By the time you read this, I’ll be on my way to Canada. Or, more likely, I’ll already be in Canada. After all, you surely have better things to do than wait by your computer for my next post to rattle down upon you like candy from a broken piñata.
I feel a bit like a broken piñata myself right now. Well, not broken exactly; it’s more like there are dozens of tiny invisible rips, little weaknesses felt only by me, that have suddenly emerged on the inside of my multicoloured-shiny-gaudy-layered-stickitdown-lacquered papier-mâché lining.

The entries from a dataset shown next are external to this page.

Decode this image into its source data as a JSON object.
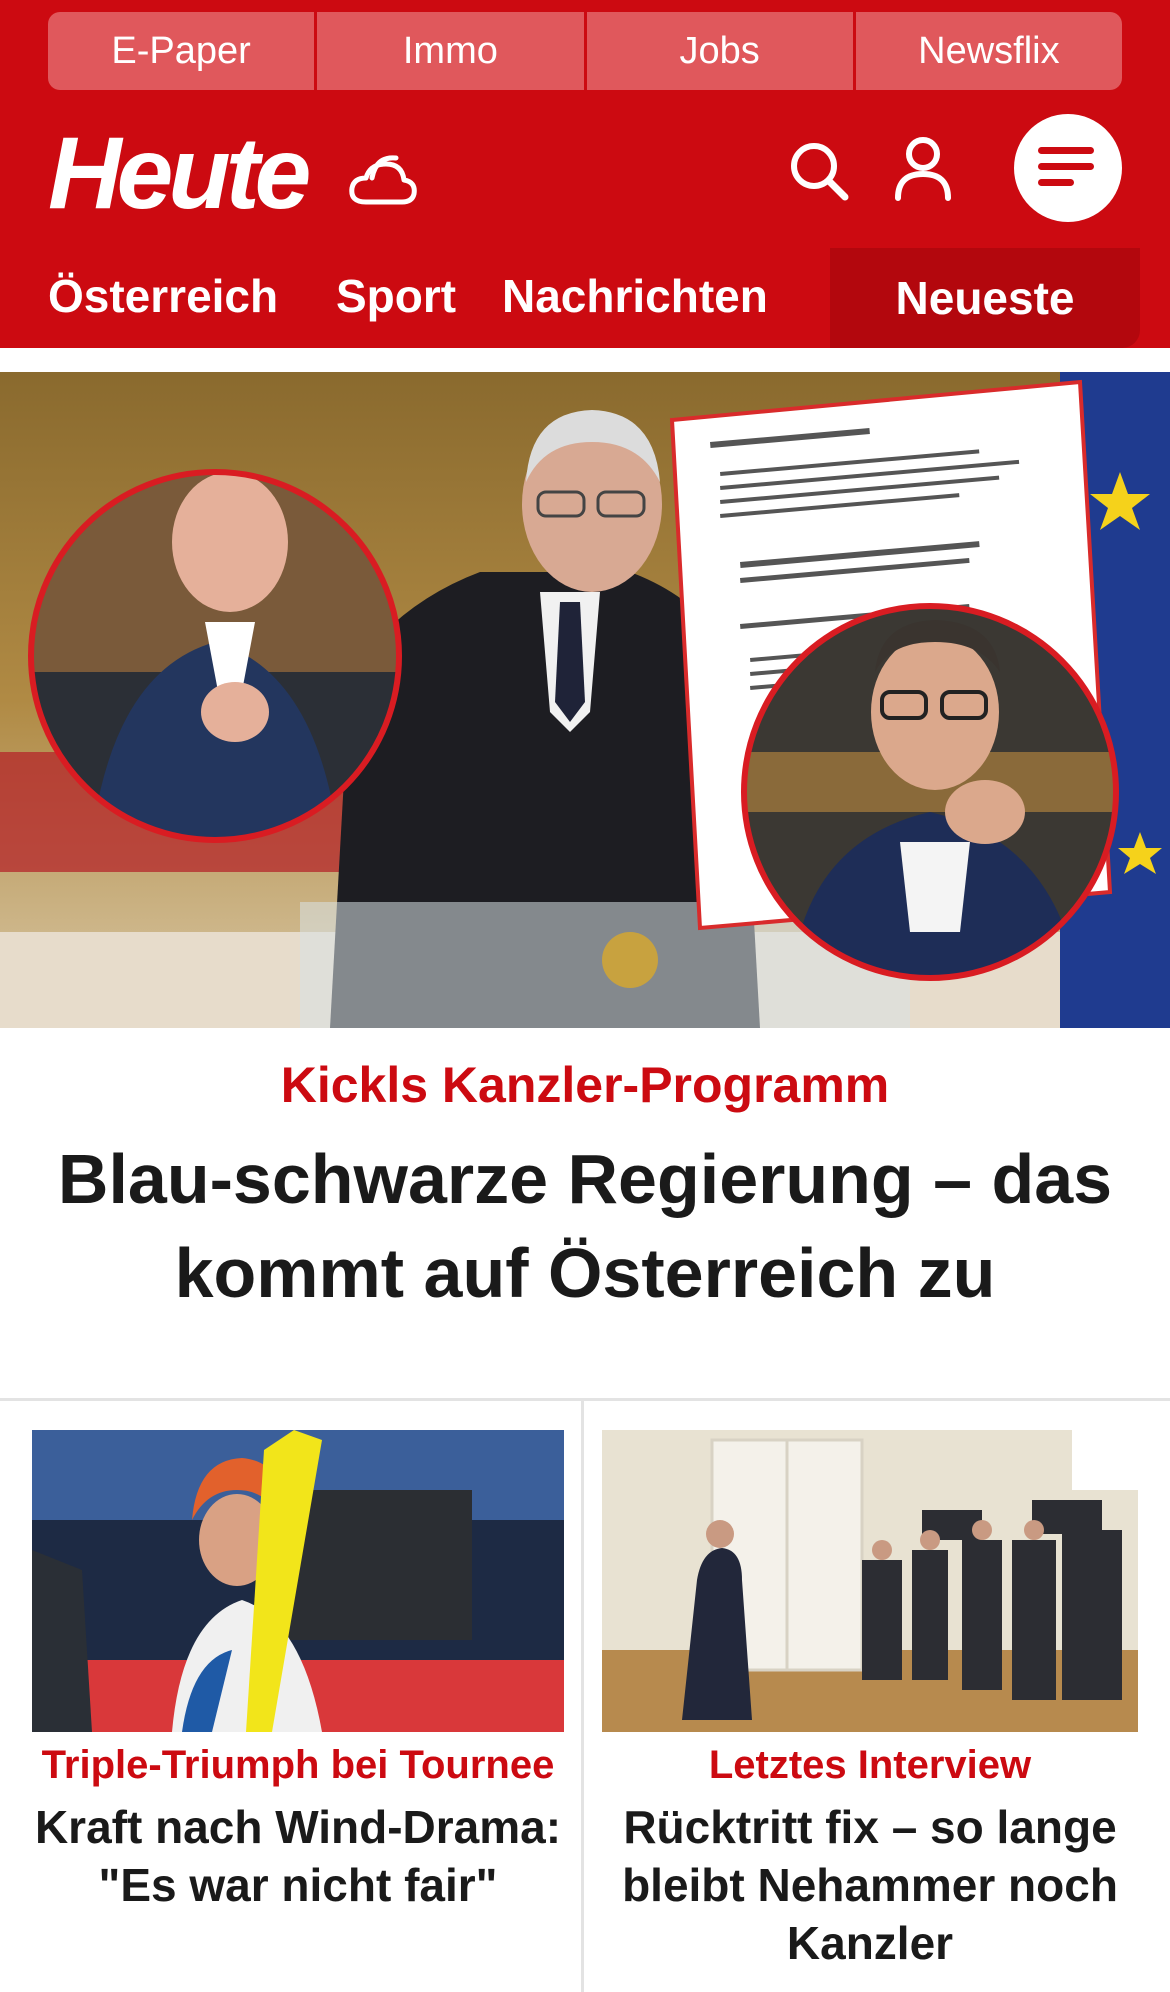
{
  "topnav": {
    "items": [
      "E-Paper",
      "Immo",
      "Jobs",
      "Newsflix"
    ]
  },
  "brand": {
    "logo_text": "Heute",
    "icons": [
      "weather-cloud-icon",
      "search-icon",
      "user-icon",
      "menu-icon"
    ]
  },
  "secnav": {
    "items": [
      "Österreich",
      "Sport",
      "Nachrichten"
    ],
    "active": "Neueste"
  },
  "hero": {
    "kicker": "Kickls Kanzler-Programm",
    "headline": "Blau-schwarze Regierung – das kommt auf Österreich zu"
  },
  "cards": [
    {
      "kicker": "Triple-Triumph bei Tournee",
      "title": "Kraft nach Wind-Drama: \"Es war nicht fair\""
    },
    {
      "kicker": "Letztes Interview",
      "title": "Rücktritt fix – so lange bleibt Nehammer noch Kanzler"
    }
  ],
  "colors": {
    "brand_red": "#cc0a11",
    "topnav_bg": "#e0585c",
    "active_tab_bg": "#b3070d",
    "text_dark": "#1a1a1a"
  }
}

I don’t want to leave. Of course, I’m thrilling with anticipation for Canada, but at the same time I don’t want to leave this glorious America-land where my heart and soul and mind have been soaring, swirling, flying in delight and happiness.

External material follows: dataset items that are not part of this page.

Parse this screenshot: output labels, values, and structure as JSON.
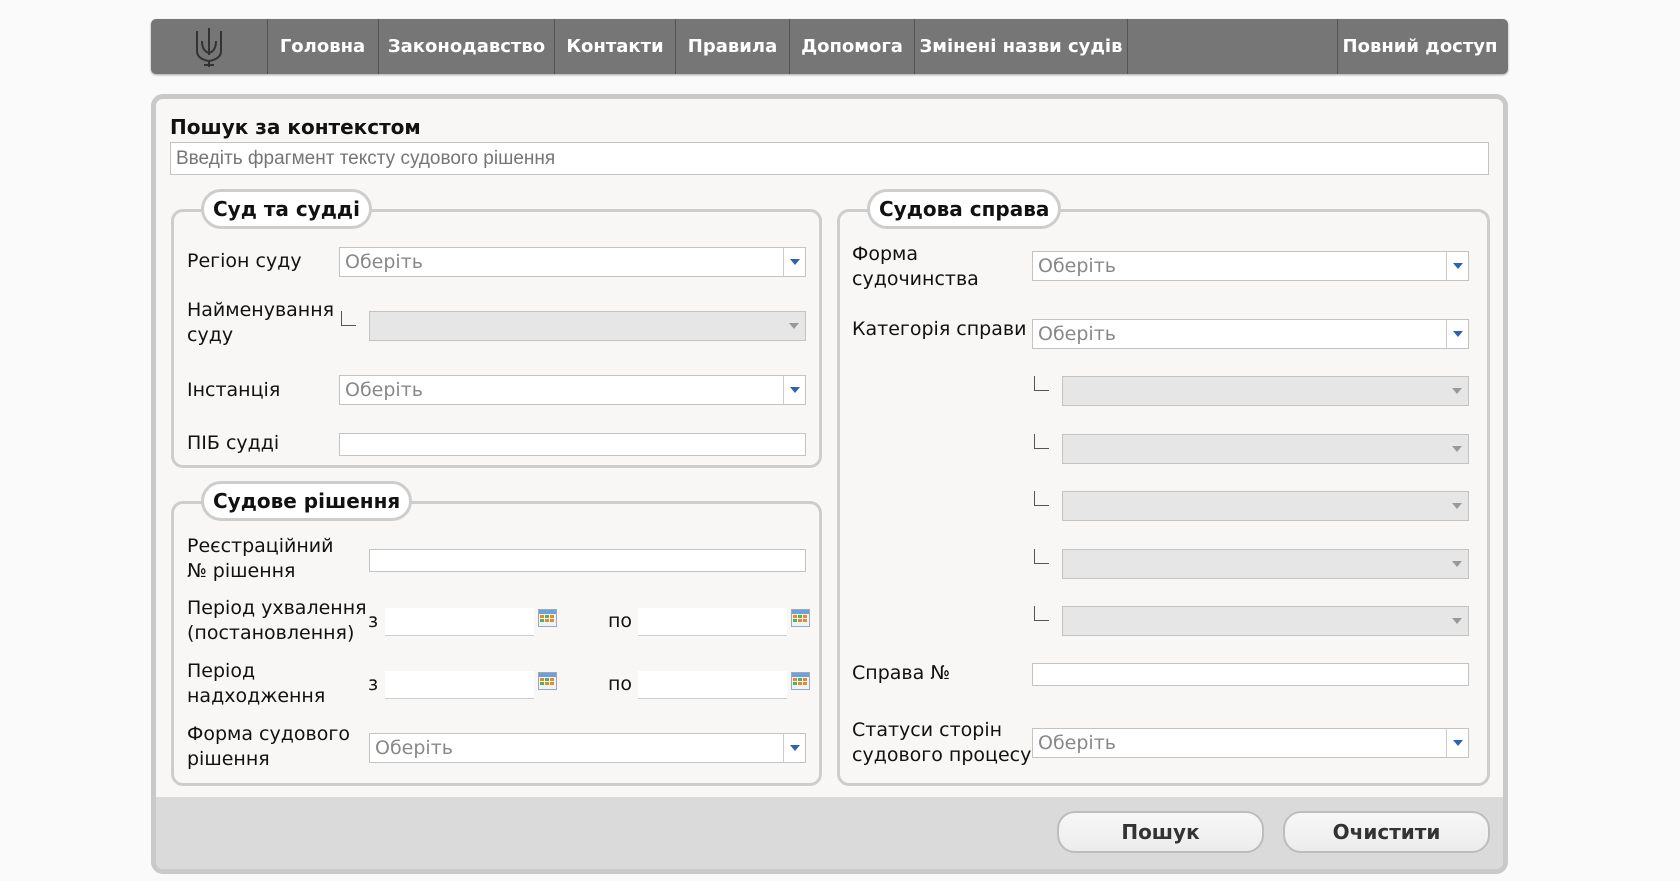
{
  "nav": {
    "items": [
      "Головна",
      "Законодавство",
      "Контакти",
      "Правила",
      "Допомога",
      "Змінені назви судів"
    ],
    "right_item": "Повний доступ"
  },
  "context_search": {
    "label": "Пошук за контекстом",
    "placeholder": "Введіть фрагмент тексту судового рішення"
  },
  "court_section": {
    "legend": "Суд та судді",
    "region_label": "Регіон суду",
    "region_value": "Оберіть",
    "court_name_label_1": "Найменування",
    "court_name_label_2": "суду",
    "instance_label": "Інстанція",
    "instance_value": "Оберіть",
    "judge_label": "ПІБ судді",
    "judge_value": ""
  },
  "decision_section": {
    "legend": "Судове рішення",
    "reg_no_label_1": "Реєстраційний",
    "reg_no_label_2": "№ рішення",
    "adopt_period_label_1": "Період ухвалення",
    "adopt_period_label_2": "(постановлення)",
    "receipt_period_label_1": "Період",
    "receipt_period_label_2": "надходження",
    "from_label": "з",
    "to_label": "по",
    "form_label_1": "Форма судового",
    "form_label_2": "рішення",
    "form_value": "Оберіть"
  },
  "case_section": {
    "legend": "Судова справа",
    "proceeding_label_1": "Форма",
    "proceeding_label_2": "судочинства",
    "proceeding_value": "Оберіть",
    "category_label": "Категорія справи",
    "category_value": "Оберіть",
    "case_no_label": "Справа №",
    "case_no_value": "",
    "party_status_label_1": "Статуси сторін",
    "party_status_label_2": "судового процесу",
    "party_status_value": "Оберіть"
  },
  "buttons": {
    "search": "Пошук",
    "clear": "Очистити"
  },
  "colors": {
    "nav_bg": "#767676",
    "panel_border": "#c9c9c9",
    "footer_bg": "#dadada",
    "select_arrow": "#3060b8"
  }
}
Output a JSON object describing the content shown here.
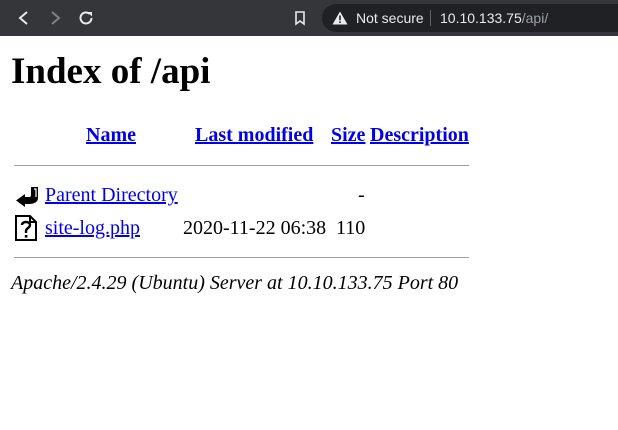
{
  "browser": {
    "security_label": "Not secure",
    "url_host": "10.10.133.75",
    "url_path": "/api/"
  },
  "page": {
    "title": "Index of /api",
    "columns": {
      "name": "Name",
      "last_modified": "Last modified",
      "size": "Size",
      "description": "Description"
    },
    "rows": [
      {
        "icon": "back-arrow-icon",
        "name": "Parent Directory",
        "last_modified": "",
        "size": "-",
        "description": ""
      },
      {
        "icon": "text-file-icon",
        "name": "site-log.php",
        "last_modified": "2020-11-22 06:38",
        "size": "110",
        "description": ""
      }
    ],
    "server_signature": "Apache/2.4.29 (Ubuntu) Server at 10.10.133.75 Port 80"
  },
  "colors": {
    "link": "#0000ee",
    "toolbar_bg": "#35363a",
    "omnibox_bg": "#202124"
  }
}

I close my eyes, and I see the Milky Way, I see darkness gilded by shooting stars from my place on an air mattress up in the mountains of Utah, and I laugh.

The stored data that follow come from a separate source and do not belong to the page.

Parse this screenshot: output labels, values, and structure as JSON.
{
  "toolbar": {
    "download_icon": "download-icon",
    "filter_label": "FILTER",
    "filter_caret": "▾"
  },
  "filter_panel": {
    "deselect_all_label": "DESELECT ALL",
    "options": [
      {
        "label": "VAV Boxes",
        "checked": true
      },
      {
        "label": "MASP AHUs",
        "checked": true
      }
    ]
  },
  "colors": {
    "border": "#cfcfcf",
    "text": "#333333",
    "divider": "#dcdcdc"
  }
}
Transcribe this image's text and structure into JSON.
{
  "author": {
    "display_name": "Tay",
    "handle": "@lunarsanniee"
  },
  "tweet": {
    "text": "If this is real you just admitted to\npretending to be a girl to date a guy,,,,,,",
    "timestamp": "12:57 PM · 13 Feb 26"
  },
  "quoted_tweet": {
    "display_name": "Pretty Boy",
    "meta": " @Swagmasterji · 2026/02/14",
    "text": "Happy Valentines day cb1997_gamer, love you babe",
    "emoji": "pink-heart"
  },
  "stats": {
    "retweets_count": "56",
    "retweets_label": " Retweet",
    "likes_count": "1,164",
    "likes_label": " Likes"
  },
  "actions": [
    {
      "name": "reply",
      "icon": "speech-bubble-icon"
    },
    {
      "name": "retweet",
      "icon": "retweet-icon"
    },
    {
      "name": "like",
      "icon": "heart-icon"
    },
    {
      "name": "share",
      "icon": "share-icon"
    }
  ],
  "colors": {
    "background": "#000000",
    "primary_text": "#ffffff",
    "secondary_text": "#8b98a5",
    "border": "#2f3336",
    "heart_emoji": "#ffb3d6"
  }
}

I close my eyes, and I can’t breathe for thinking of the kindred spirits, the soulsisters, the otherme/wetogether women with whom I’ve met and been hosted by after years of emails and messages, emails and messages that we’ve learned only scratched the surface of the silver-diamond bonds we share.
I close my eyes, and I catch the vanilla perfume of a Ponderosa Pine, I hear a lizard pause in its rustling dash across the sand, and I wonder how it is that I came to be here, talking so openly as I quicken my steps to catch up with my guide.
I close my eyes, and I’m finishing a pint of coconut milk mint chocolate chip ice cream with a spoon as I think of those I wish I could bring back, if even for a day, a week, a year, a lifetime.
I close my eyes, and the sting of smoke, the crashing heat of the sun on my neck, the scent of cities and deserts and mountains and cookies and rain and laughter and solitude and pressing/crowding bodies and music and the taste of bitter coffee on my lips,
it’s dazzling and it’s mine and it’s fragments and it’s forever
and maybe, just maybe,
these next steps into Canada
will also shimmer, dazzling fragments forever mine.